Cuando Hans Egede fue a Groenlandia como misionero en 1721, no sabía el idioma inuit. Tenía un temperamento a menudo autoritario, y se esforzaba por ser amable con la gente.
En 1733, una epidemia de viruela arrasó aquel país, tras lo cual murieron dos tercios de la población inuit e incluso la esposa de Egede. Este sufrimiento compartido ablandó la actitud áspera del misionero, y este empezó a trabajar incansablemente para ocuparse del bienestar físico y espiritual de aquellas personas.
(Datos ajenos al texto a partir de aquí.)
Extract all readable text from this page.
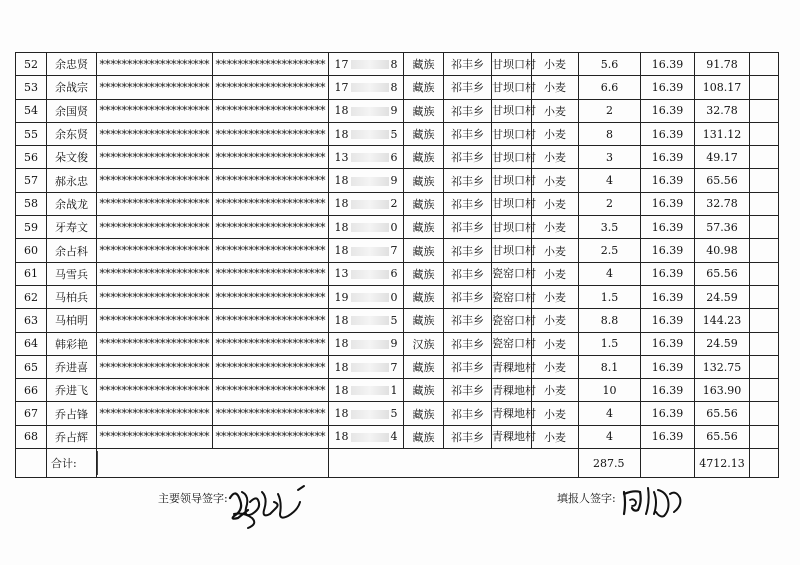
52	余忠贤	********************	********************	17 8	藏族	祁丰乡	甘坝口村	小麦	5.6	16.39	91.78	
53	余战宗	********************	********************	17 8	藏族	祁丰乡	甘坝口村	小麦	6.6	16.39	108.17	
54	余国贤	********************	********************	18 9	藏族	祁丰乡	甘坝口村	小麦	2	16.39	32.78	
55	余东贤	********************	********************	18 5	藏族	祁丰乡	甘坝口村	小麦	8	16.39	131.12	
56	朵文俊	********************	********************	13 6	藏族	祁丰乡	甘坝口村	小麦	3	16.39	49.17	
57	郝永忠	********************	********************	18 9	藏族	祁丰乡	甘坝口村	小麦	4	16.39	65.56	
58	余战龙	********************	********************	18 2	藏族	祁丰乡	甘坝口村	小麦	2	16.39	32.78	
59	牙寿文	********************	********************	18 0	藏族	祁丰乡	甘坝口村	小麦	3.5	16.39	57.36	
60	余占科	********************	********************	18 7	藏族	祁丰乡	甘坝口村	小麦	2.5	16.39	40.98	
61	马雪兵	********************	********************	13 6	藏族	祁丰乡	瓷窑口村	小麦	4	16.39	65.56	
62	马柏兵	********************	********************	19 0	藏族	祁丰乡	瓷窑口村	小麦	1.5	16.39	24.59	
63	马柏明	********************	********************	18 5	藏族	祁丰乡	瓷窑口村	小麦	8.8	16.39	144.23	
64	韩彩艳	********************	********************	18 9	汉族	祁丰乡	瓷窑口村	小麦	1.5	16.39	24.59	
65	乔进喜	********************	********************	18 7	藏族	祁丰乡	青稞地村	小麦	8.1	16.39	132.75	
66	乔进飞	********************	********************	18 1	藏族	祁丰乡	青稞地村	小麦	10	16.39	163.90	
67	乔占锋	********************	********************	18 5	藏族	祁丰乡	青稞地村	小麦	4	16.39	65.56	
68	乔占辉	********************	********************	18 4	藏族	祁丰乡	青稞地村	小麦	4	16.39	65.56	
	合计:								287.5		4712.13	
主要领导签字:	填报人签字:
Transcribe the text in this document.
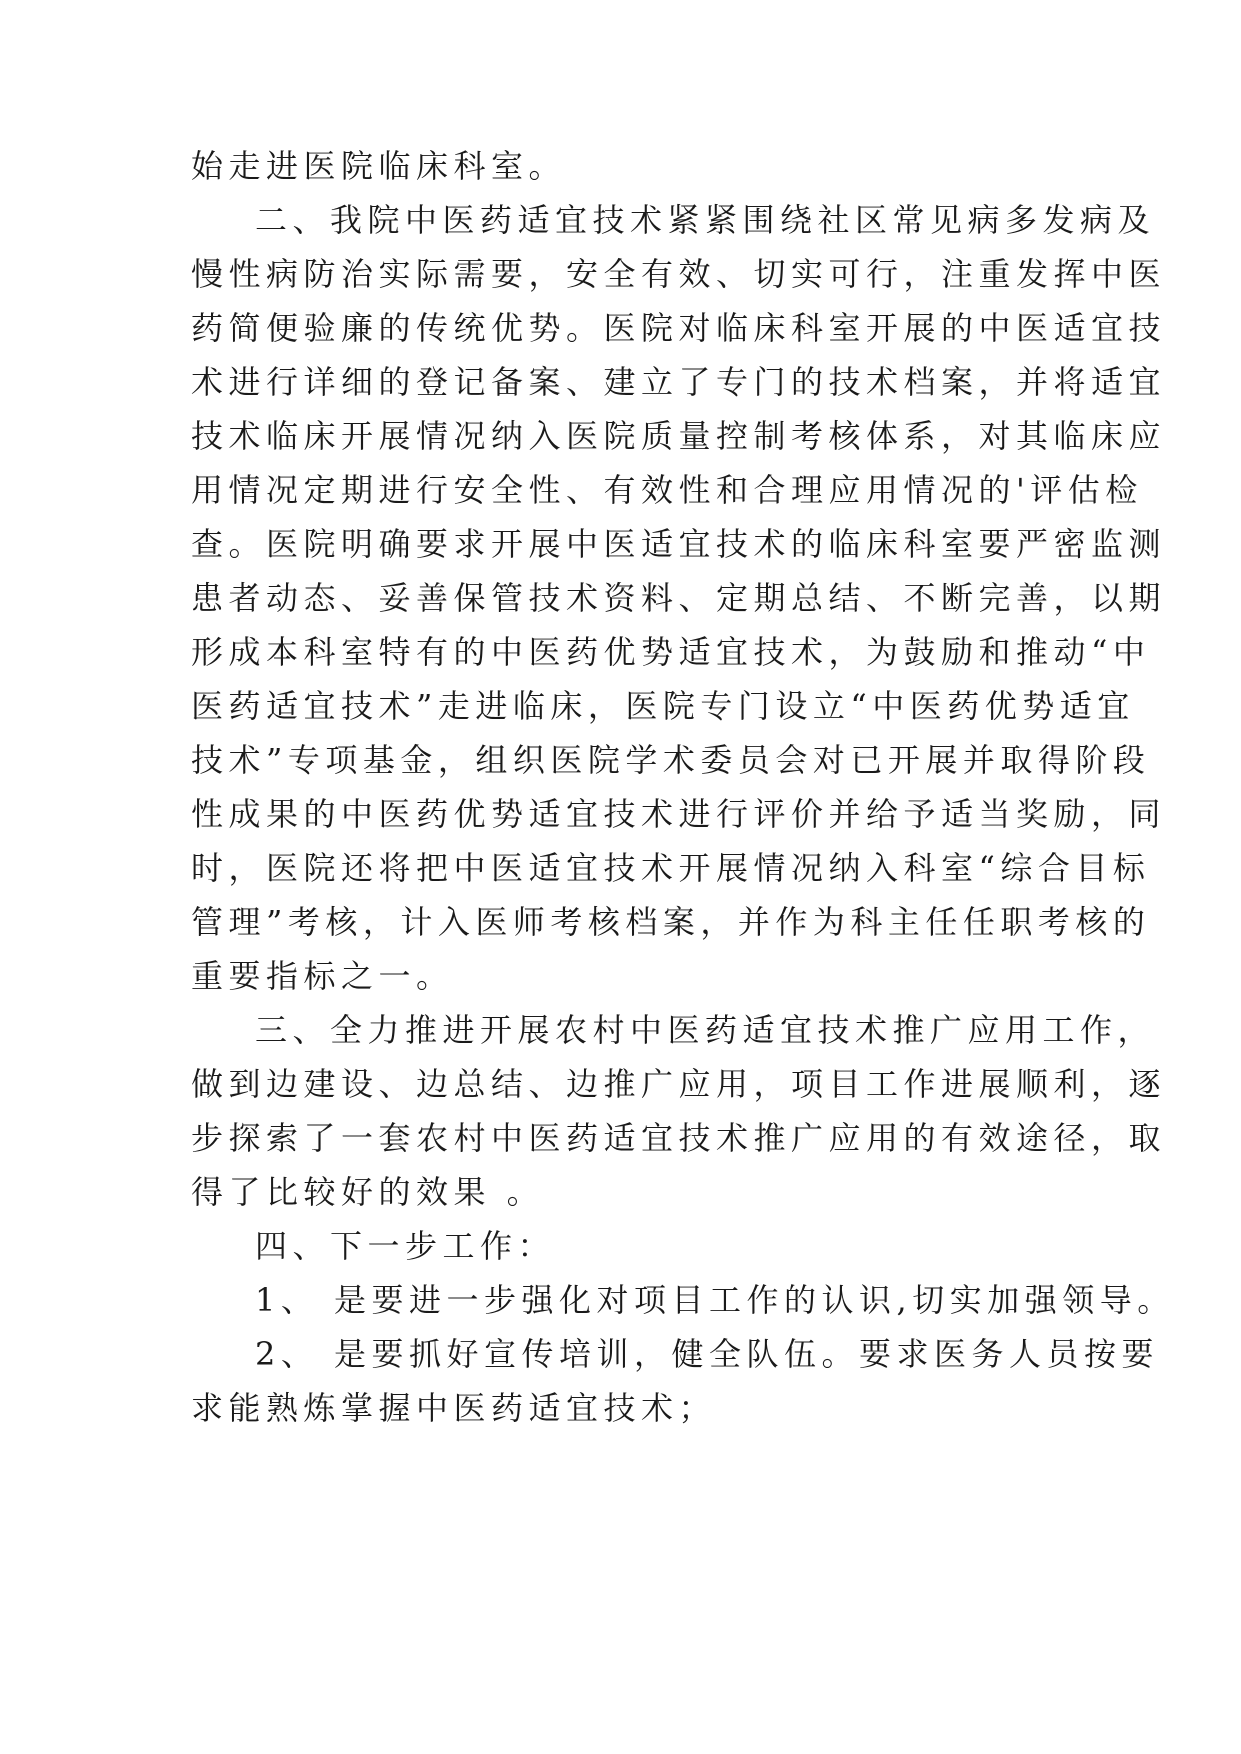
始走进医院临床科室。
二、我院中医药适宜技术紧紧围绕社区常见病多发病及
慢性病防治实际需要，安全有效、切实可行，注重发挥中医
药简便验廉的传统优势。医院对临床科室开展的中医适宜技
术进行详细的登记备案、建立了专门的技术档案，并将适宜
技术临床开展情况纳入医院质量控制考核体系，对其临床应
用情况定期进行安全性、有效性和合理应用情况的'评估检
查。医院明确要求开展中医适宜技术的临床科室要严密监测
患者动态、妥善保管技术资料、定期总结、不断完善，以期
形成本科室特有的中医药优势适宜技术，为鼓励和推动“中
医药适宜技术”走进临床，医院专门设立“中医药优势适宜
技术”专项基金，组织医院学术委员会对已开展并取得阶段
性成果的中医药优势适宜技术进行评价并给予适当奖励，同
时，医院还将把中医适宜技术开展情况纳入科室“综合目标
管理”考核，计入医师考核档案，并作为科主任任职考核的
重要指标之一。
三、全力推进开展农村中医药适宜技术推广应用工作，
做到边建设、边总结、边推广应用，项目工作进展顺利，逐
步探索了一套农村中医药适宜技术推广应用的有效途径，取
得了比较好的效果 。
四、下一步工作：
1、 是要进一步强化对项目工作的认识,切实加强领导。
2、 是要抓好宣传培训，健全队伍。要求医务人员按要
求能熟炼掌握中医药适宜技术；
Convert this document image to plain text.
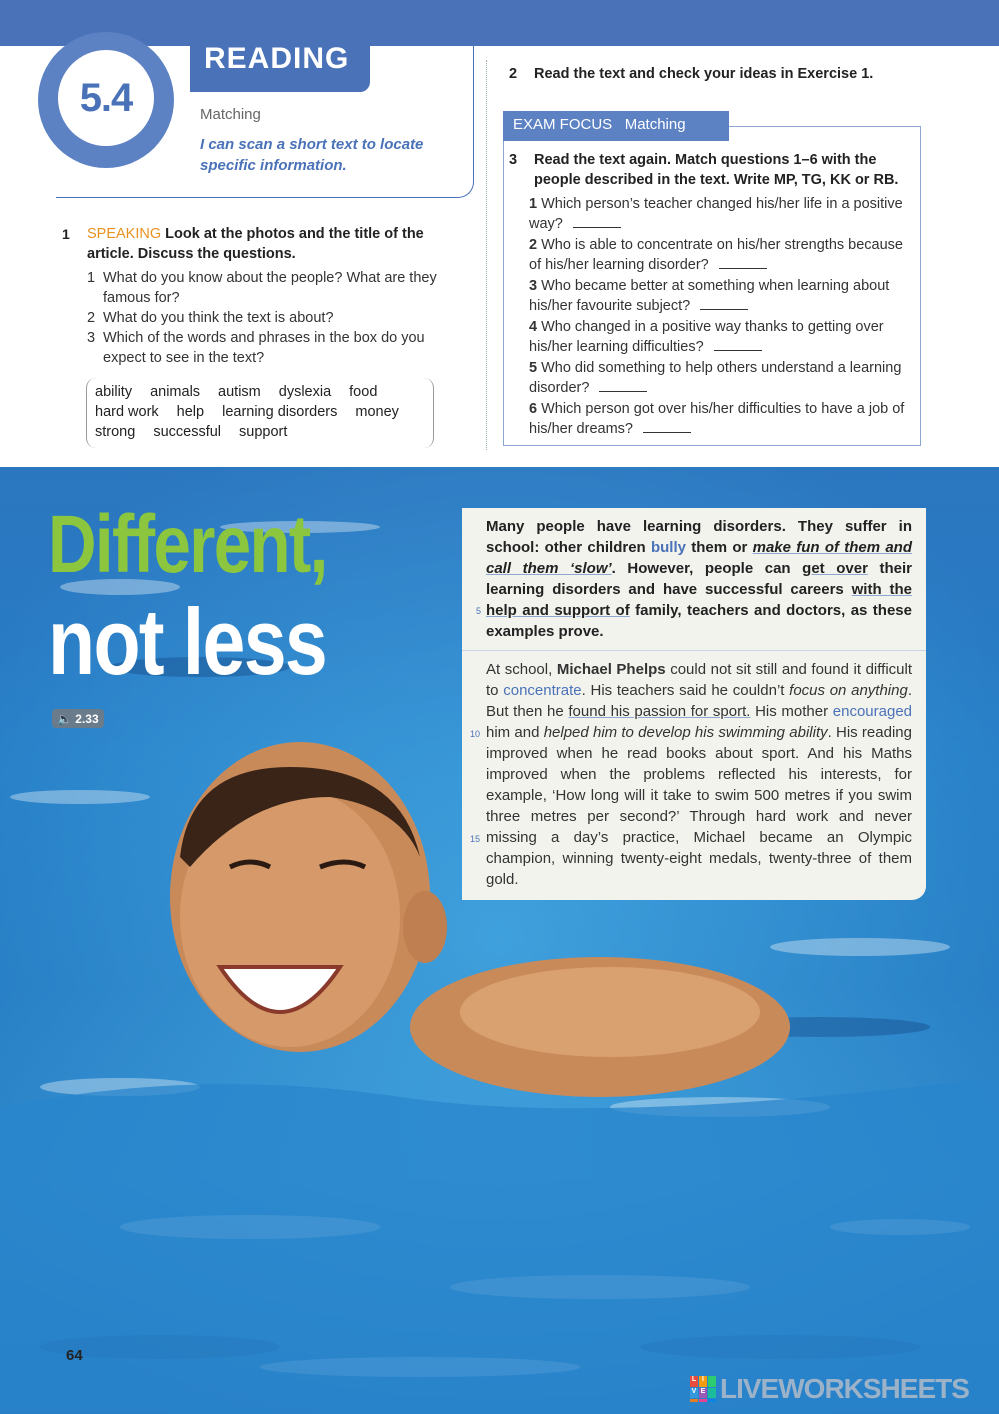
5.4
READING
Matching
I can scan a short text to locate specific information.
1 SPEAKING Look at the photos and the title of the article. Discuss the questions.
1 What do you know about the people? What are they famous for?
2 What do you think the text is about?
3 Which of the words and phrases in the box do you expect to see in the text?
ability animals autism dyslexia food
hard work help learning disorders money
strong successful support
2 Read the text and check your ideas in Exercise 1.
EXAM FOCUS Matching
3 Read the text again. Match questions 1–6 with the people described in the text. Write MP, TG, KK or RB.
1 Which person’s teacher changed his/her life in a positive way?
2 Who is able to concentrate on his/her strengths because of his/her learning disorder?
3 Who became better at something when learning about his/her favourite subject?
4 Who changed in a positive way thanks to getting over his/her learning difficulties?
5 Who did something to help others understand a learning disorder?
6 Which person got over his/her difficulties to have a job of his/her dreams?
Different,
not less
🔈 2.33

Many people have learning disorders. They suffer in school: other children bully them or make fun of them and call them ‘slow’. However, people can get over their learning disorders and have successful careers with the help and support of family, teachers and doctors, as these examples prove.

At school, Michael Phelps could not sit still and found it difficult to concentrate. His teachers said he couldn’t focus on anything. But then he found his passion for sport. His mother encouraged him and helped him to develop his swimming ability. His reading improved when he read books about sport. And his Maths improved when the problems reflected his interests, for example, ‘How long will it take to swim 500 metres if you swim three metres per second?’ Through hard work and never missing a day’s practice, Michael became an Olympic champion, winning twenty-eight medals, twenty-three of them gold.

5
10
15
64
L I
V E LIVEWORKSHEETS
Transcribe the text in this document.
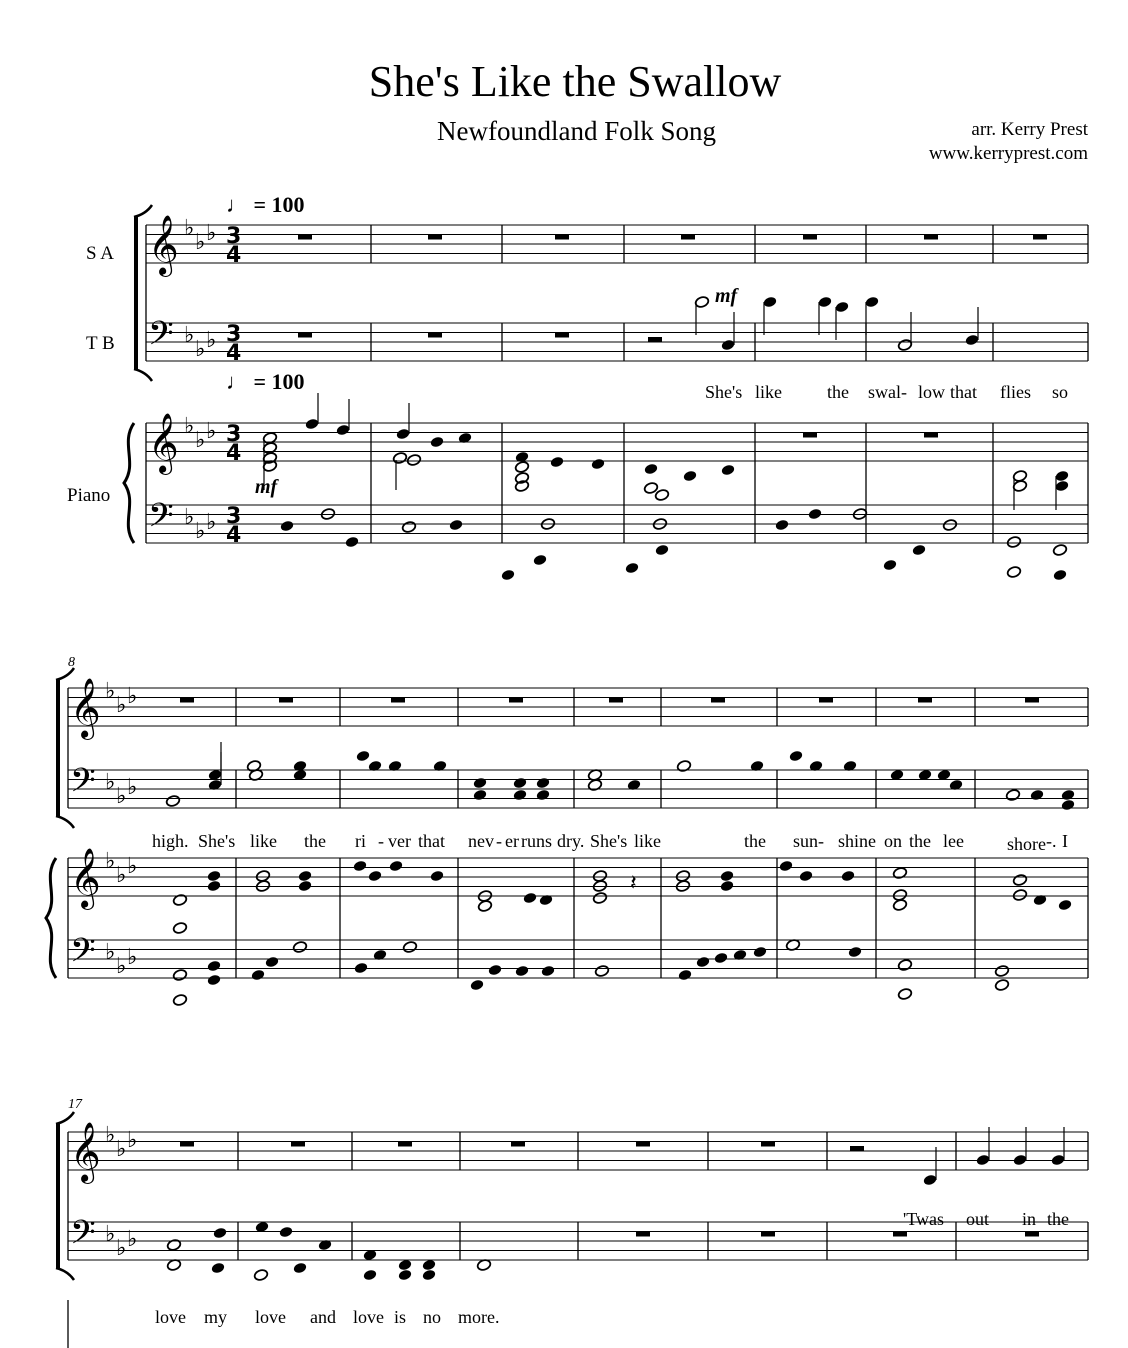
She's Like the Swallow
Newfoundland Folk Song	arr. Kerry Prest
www.kerryprest.com
♩ = 100
♩ = 100
S A
T B
Piano
mf
mf
8
17
She's like	the swal- low that flies so
high. She's like the ri - ver that nev - er runs dry. She's like	the sun- shine on the lee shore -. I
'Twas out in the
love my love and love is no more.
𝄞
𝄢
𝄞
𝄢
♭
♭ ♭
♭
♭ ♭
♭
♭ ♭
♭
♭ ♭
3
4
3
4
3
4
3
4
𝄞
𝄢
𝄞
𝄢
♭
♭ ♭
♭
♭ ♭
♭
♭ ♭
♭
♭ ♭
𝄽
𝄞
𝄢
♭
♭ ♭
♭
♭ ♭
Como su vida empezó a representar mejor las historias que les relataba sobre el amor de Dios, los inuit finalmente pudieron darse cuenta de que él también deseaba amarlos. Aun en el sufrimiento, sus corazones se volvieron a Dios.
Quizá seas como los inuit de esta historia y no puedas ver al Señor en las personas que te rodean. O tal vez seas como Hans Egede, que le costaba mucho expresar amor de una manera que les enseñara a las personas sobre Dios. Como el Señor sabía que somos débiles y necesitados, nos mostró cómo es el amor: envió a su Hijo Jesucristo a morir por nuestros pecados (Juan 3:16). De tal manera nos ama Dios a ti y a mí.
Jesús es el ejemplo perfecto del amor descrito en 1 Corintios 13. Al mirarlo a Él, descubrimos que somos amados y, a su vez, aprendemos a amar a los demás.